Less than six months after taking a seat in Parliament in 1980, Sanjay took up a plane that he was unqualified to fly, attempted a daredevil stunt too low and crashed to his death.

Feared, and sometimes vilified, in life, Sanjay was lionized in a death that the Minister of Agriculture called “the biggest tragedy of this century for the people of India.” Yet hardly had Sanjay been cremated (at the same site as his grandfather) than attention turned to his brother Rajiv, who now seemed, if only by default, next in line for the prime ministership.

Until then, Indira’s elder son had been a shy, soft-spoken Indian Airlines pilot with no political interests or ambitions.
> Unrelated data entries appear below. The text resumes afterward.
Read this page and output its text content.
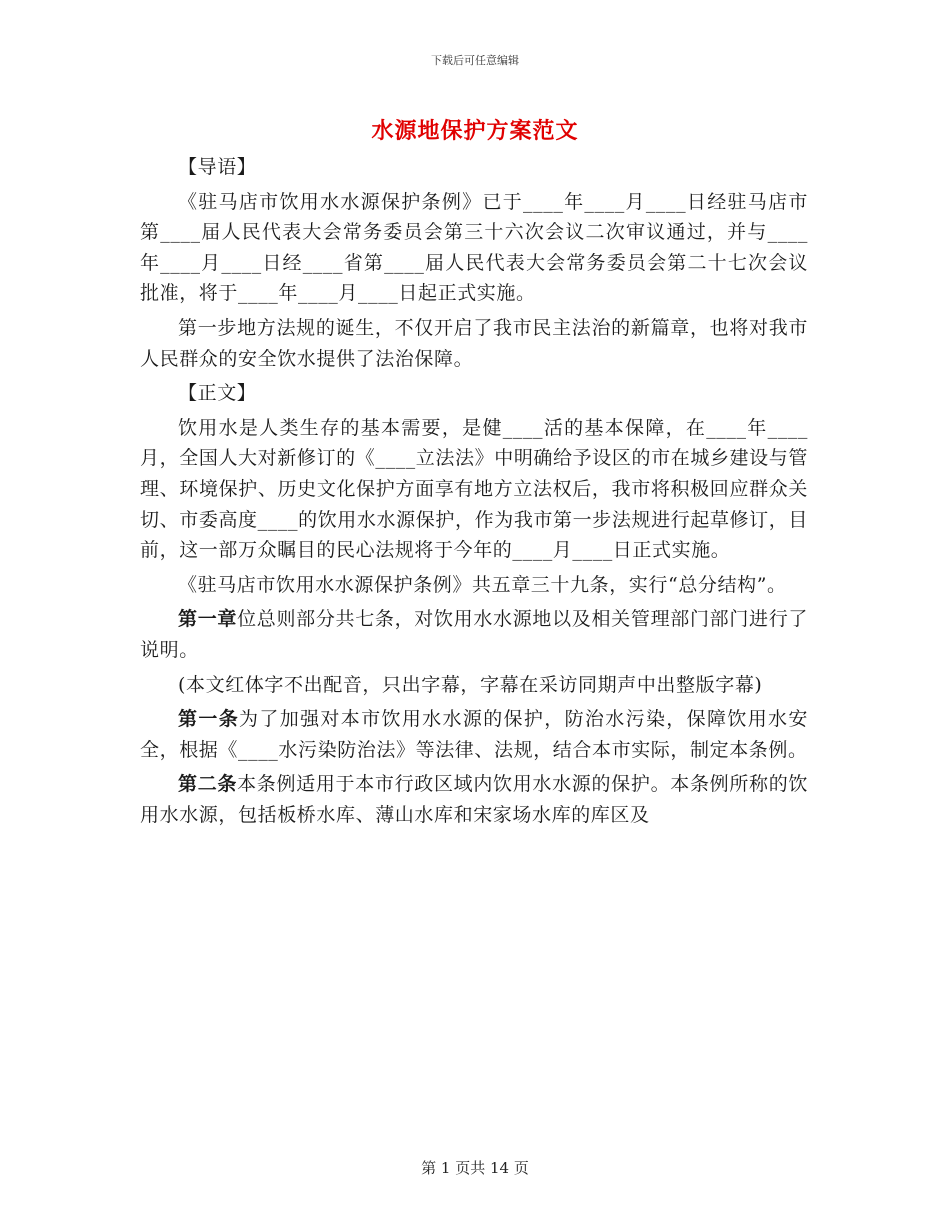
下载后可任意编辑
水源地保护方案范文

【导语】

《驻马店市饮用水水源保护条例》已于____年____月____日经驻马店市第____届人民代表大会常务委员会第三十六次会议二次审议通过，并与____年____月____日经____省第____届人民代表大会常务委员会第二十七次会议批准，将于____年____月____日起正式实施。

第一步地方法规的诞生，不仅开启了我市民主法治的新篇章，也将对我市人民群众的安全饮水提供了法治保障。

【正文】

饮用水是人类生存的基本需要，是健____活的基本保障，在____年____月，全国人大对新修订的《____立法法》中明确给予设区的市在城乡建设与管理、环境保护、历史文化保护方面享有地方立法权后，我市将积极回应群众关切、市委高度____的饮用水水源保护，作为我市第一步法规进行起草修订，目前，这一部万众瞩目的民心法规将于今年的____月____日正式实施。

《驻马店市饮用水水源保护条例》共五章三十九条，实行“总分结构”。

第一章位总则部分共七条，对饮用水水源地以及相关管理部门部门进行了说明。

(本文红体字不出配音，只出字幕，字幕在采访同期声中出整版字幕)

第一条为了加强对本市饮用水水源的保护，防治水污染，保障饮用水安全，根据《____水污染防治法》等法律、法规，结合本市实际，制定本条例。

第二条本条例适用于本市行政区域内饮用水水源的保护。本条例所称的饮用水水源，包括板桥水库、薄山水库和宋家场水库的库区及

第 1 页共 14 页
Undeterred, 300 members of Parliament, all from Indira’s party, sent a petition urging him to take Sanjay’s place. The more Rajiv refused, the more he was accused of wielding power behind the scenes. Ultimately, he could no longer withstand the pressure and, in June 1981, stood for a by-election in Uttar Pradesh and won his brother’s seat in Parliament as well as Sanjay’s place on the executive committee of the party’s youth wing.

But the war of succession was by no means over. Into the political arena stepped Sanjay’s rebellious Sikh widow Maneka, a onetime model who had won Sanjay’s hand when she was only 18. Maneka’s strongest political credentials seemed to consist of her illustrious name and her acquired lineage.

But after Indira expelled her from the house they had long shared because of her political activities, the family firm began to dissolve into a family feud. Maneka set up her own party, known as the National Sanjay Platform, and her camp began talking of Maneka’s son by Sanjay, Feroze Veruna, as a future candidate for Prime Minister. The boy is, to be sure, only five years old, but he enjoys what may be the most powerful political qualifications in India: the name of Gandhi and the ancestry of Nehru.